Church leaders making the pledge to work to ‘close the gap’ between rich and poor. Photo: Church Action on Poverty.

Church Action on Poverty launches new campaign

Close the gap

Church Action on Poverty launches new campaign

by Symon Hill 4th February 2011

The gap between rich and poor is the key issue facing the UK – and the government’s cuts will make it worse. That’s the belief of Church Action on Poverty (CAP), whose ‘Close the Gap’ campaign was launched on Monday, when church leaders delivered a letter to the prime minister.

The letter coincides with Poverty and Homelessness Action Week, which runs from 30 January to 6 February. The Quaker Housing Trust is one of several groups to have endorsed the initiative.

During the week, CAP are asking supporters to make personal pledges to tackle inequality. Examples include a commitment to write to an MP, to donate to a charity fighting poverty or to pray about the issues involved. Meanwhile, Housing Justice are encouraging churches and Meetings to carry out local counts of rough sleepers. Local authorities are no longer required to conduct such counts. Since September, they have been allowed to make estimates instead.

In their letter to the prime minister, the church leaders point out that the wealth of the top ten per cent of the UK population is one hundred times higher than of the poorest ten per cent. The signatories – including Anglican, Baptist, Methodist and Catholic representatives – insist that ‘tackling inequality is not something that can be put off to the “good times”’.

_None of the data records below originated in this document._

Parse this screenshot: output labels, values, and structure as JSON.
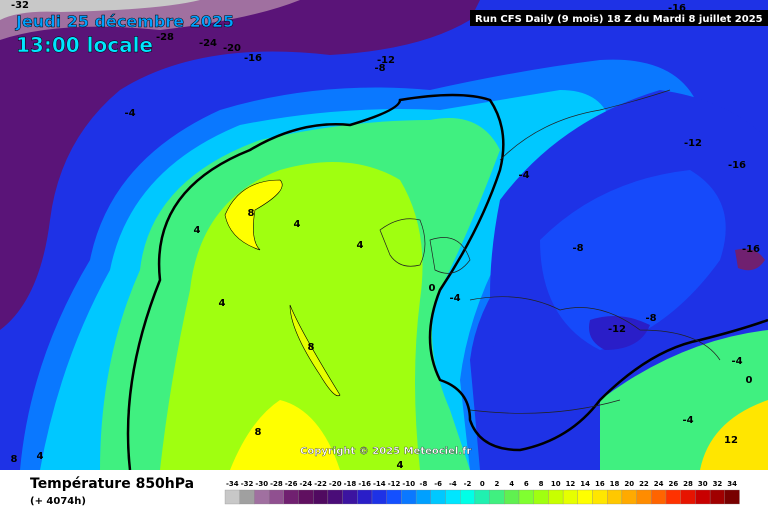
{
  "header": {
    "date": "Jeudi 25 décembre 2025",
    "time": "13:00 locale",
    "run": "Run CFS Daily (9 mois) 18 Z du Mardi 8 juillet 2025"
  },
  "map": {
    "contour_labels": [
      -32,
      -28,
      -24,
      -20,
      -16,
      -12,
      -8,
      -4,
      -16,
      -12,
      -16,
      -4,
      8,
      4,
      4,
      4,
      -8,
      -16,
      0,
      -4,
      4,
      -12,
      -8,
      8,
      -4,
      0,
      8,
      -4,
      12,
      4,
      8,
      4
    ],
    "copyright": "Copyright © 2025 Meteociel.fr"
  },
  "footer": {
    "title": "Température 850hPa",
    "subtitle": "(+ 4074h)"
  },
  "scale": {
    "labels": [
      -34,
      -32,
      -30,
      -28,
      -26,
      -24,
      -22,
      -20,
      -18,
      -16,
      -14,
      -12,
      -10,
      -8,
      -6,
      -4,
      -2,
      0,
      2,
      4,
      6,
      8,
      10,
      12,
      14,
      16,
      18,
      20,
      22,
      24,
      26,
      28,
      30,
      32,
      34
    ],
    "colors": [
      "#c8c8c8",
      "#a0a0a0",
      "#a070a0",
      "#905090",
      "#702070",
      "#601060",
      "#500a60",
      "#4a0c78",
      "#3c14a0",
      "#2a1ec8",
      "#1e32e6",
      "#1450ff",
      "#0a78ff",
      "#00a0ff",
      "#00c8ff",
      "#00e6ff",
      "#00ffe6",
      "#20f0b0",
      "#40f080",
      "#60f050",
      "#80ff30",
      "#a0ff10",
      "#c8ff00",
      "#e6ff00",
      "#ffff00",
      "#ffe600",
      "#ffc800",
      "#ffaa00",
      "#ff8c00",
      "#ff6400",
      "#ff3200",
      "#e61400",
      "#c80000",
      "#a00000",
      "#780000"
    ]
  }
}
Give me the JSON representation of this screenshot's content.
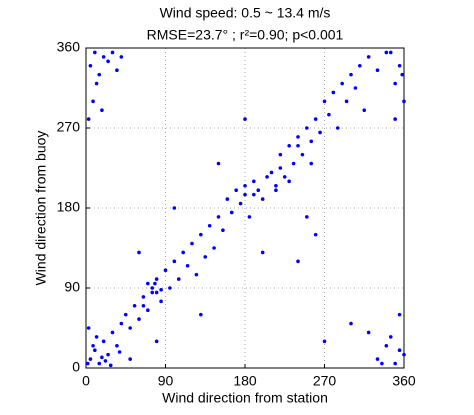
{
  "chart_data": {
    "type": "scatter",
    "title": "Wind speed: 0.5 ~ 13.4 m/s",
    "subtitle": "RMSE=23.7° ; r²=0.90; p<0.001",
    "x_label": "Wind direction from station",
    "y_label": "Wind direction from buoy",
    "xlim": [
      0,
      360
    ],
    "ylim": [
      0,
      360
    ],
    "xticks": [
      0,
      90,
      180,
      270,
      360
    ],
    "yticks": [
      0,
      90,
      180,
      270,
      360
    ],
    "grid": true,
    "color": "#0000ff",
    "x": [
      10,
      15,
      20,
      25,
      5,
      30,
      35,
      40,
      12,
      22,
      45,
      50,
      55,
      60,
      65,
      70,
      75,
      80,
      85,
      70,
      90,
      95,
      100,
      105,
      110,
      115,
      120,
      125,
      130,
      135,
      140,
      145,
      150,
      155,
      160,
      165,
      170,
      175,
      180,
      185,
      190,
      195,
      200,
      205,
      210,
      215,
      220,
      225,
      230,
      235,
      240,
      245,
      250,
      255,
      260,
      265,
      270,
      275,
      280,
      285,
      290,
      295,
      300,
      305,
      310,
      315,
      320,
      330,
      340,
      350,
      60,
      80,
      130,
      150,
      200,
      250,
      180,
      100,
      260,
      240,
      5,
      10,
      15,
      20,
      25,
      30,
      35,
      8,
      12,
      40,
      18,
      3,
      330,
      340,
      350,
      355,
      345,
      360,
      320,
      335,
      300,
      270,
      355,
      2,
      8,
      18,
      28,
      38,
      3,
      50,
      355,
      345,
      360,
      350,
      358,
      75,
      80,
      65,
      78,
      85,
      180,
      190,
      220,
      230,
      240,
      255,
      215
    ],
    "values": [
      20,
      5,
      30,
      15,
      10,
      40,
      25,
      50,
      35,
      8,
      60,
      45,
      70,
      55,
      80,
      95,
      85,
      100,
      75,
      65,
      110,
      90,
      120,
      100,
      130,
      115,
      140,
      105,
      150,
      125,
      160,
      135,
      170,
      155,
      190,
      175,
      200,
      185,
      195,
      170,
      210,
      200,
      190,
      215,
      220,
      205,
      240,
      215,
      250,
      230,
      260,
      240,
      270,
      255,
      280,
      265,
      300,
      285,
      310,
      270,
      320,
      300,
      330,
      315,
      340,
      290,
      350,
      335,
      355,
      320,
      130,
      30,
      60,
      230,
      130,
      170,
      280,
      180,
      150,
      120,
      340,
      355,
      330,
      350,
      345,
      355,
      335,
      300,
      320,
      350,
      290,
      280,
      10,
      25,
      5,
      20,
      35,
      15,
      40,
      5,
      50,
      30,
      60,
      5,
      25,
      12,
      3,
      18,
      45,
      10,
      340,
      355,
      300,
      280,
      330,
      90,
      85,
      70,
      95,
      88,
      205,
      195,
      225,
      210,
      250,
      230,
      200
    ]
  }
}
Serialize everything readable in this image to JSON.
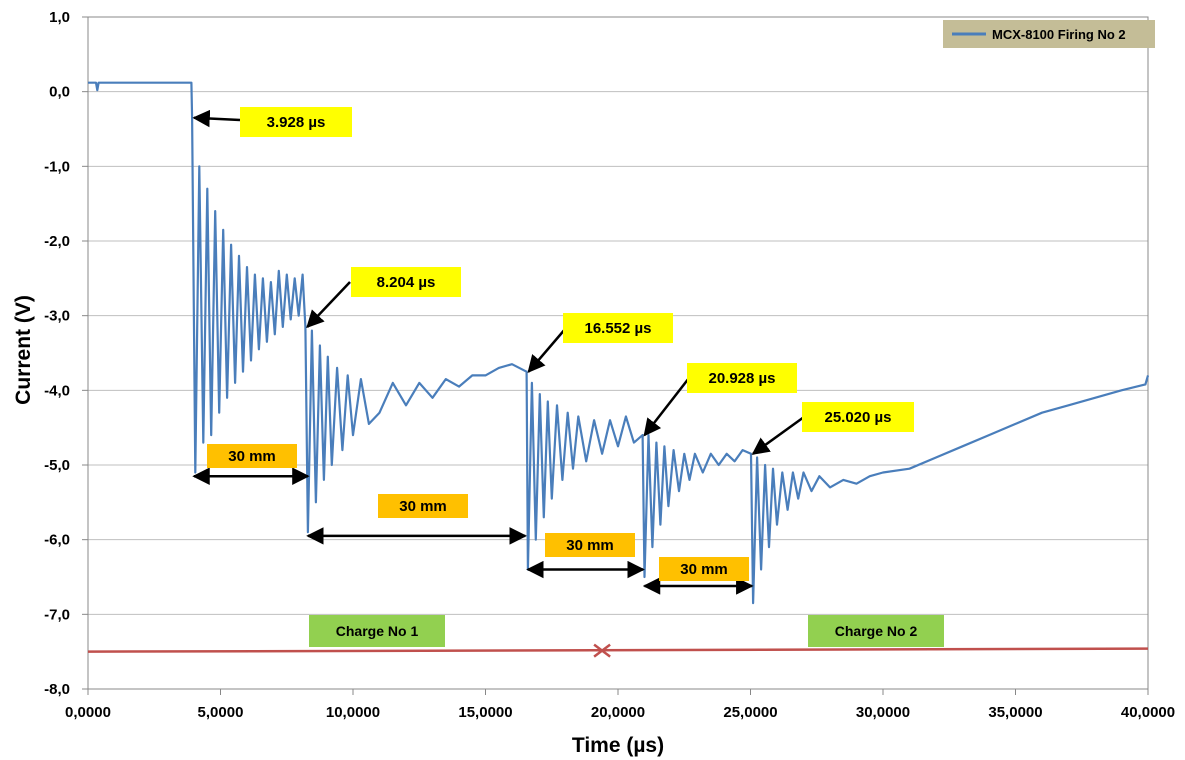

They also quote David Cameron’s words back at him. In 2009, he acknowledged that ‘among the richest countries, it’s the more unequal ones that do worse according to almost every quality-of-life indicator’.

CAP’s Liam Purcell rebutted the suggestion that the organisation is moving away from its focus on poverty by concentrating on inequality. ‘The two are intimately connected,’ he insisted.

Asked by the Friend about the government’s cuts agenda, he said, ‘I can’t see how it’s going to fail to drive up inequality’. Changes to welfare provision will reduce entitlement to housing benefit and support for unemployed and disabled people. The Student Christian Movement argues that inequality in education will be exacerbated by a rise in tuition fees and the end of maintenance allowances for sixteen- to eighteen-year-olds.

A number of other religious groups have attacked the cuts. Paul Parker, due to take up the post of Recording Clerk to Britain Yearly Meeting, criticised the cuts shortly after his appointment was announced in December. He said they would mean that ‘there will be people in real poverty and so we need to be ready to speak about equality’.

A group of Christian writers, activists and theologians have launched an anti-cuts network called Common Wealth. They urge Christians to ‘take a stand’ against the ‘false worship of markets’ and recognise that ‘the Big Society is a big lie’.

Liam Purcell argued that UK poverty and international poverty are closely related. ‘Around the world, people in poverty are paying the price for this economic crisis caused by wealthy bankers,’ he said. He encouraged Quakers ‘to bring their tradition of direct action for social justice’ to the campaign against inequality.

The group UK Uncut has been using nonviolent direct action to draw attention to inequality, and particularly to corporate tax dodging. The campaign reached a critical point on Sunday, when police fired CS gas at demonstrators in London’s Oxford Street.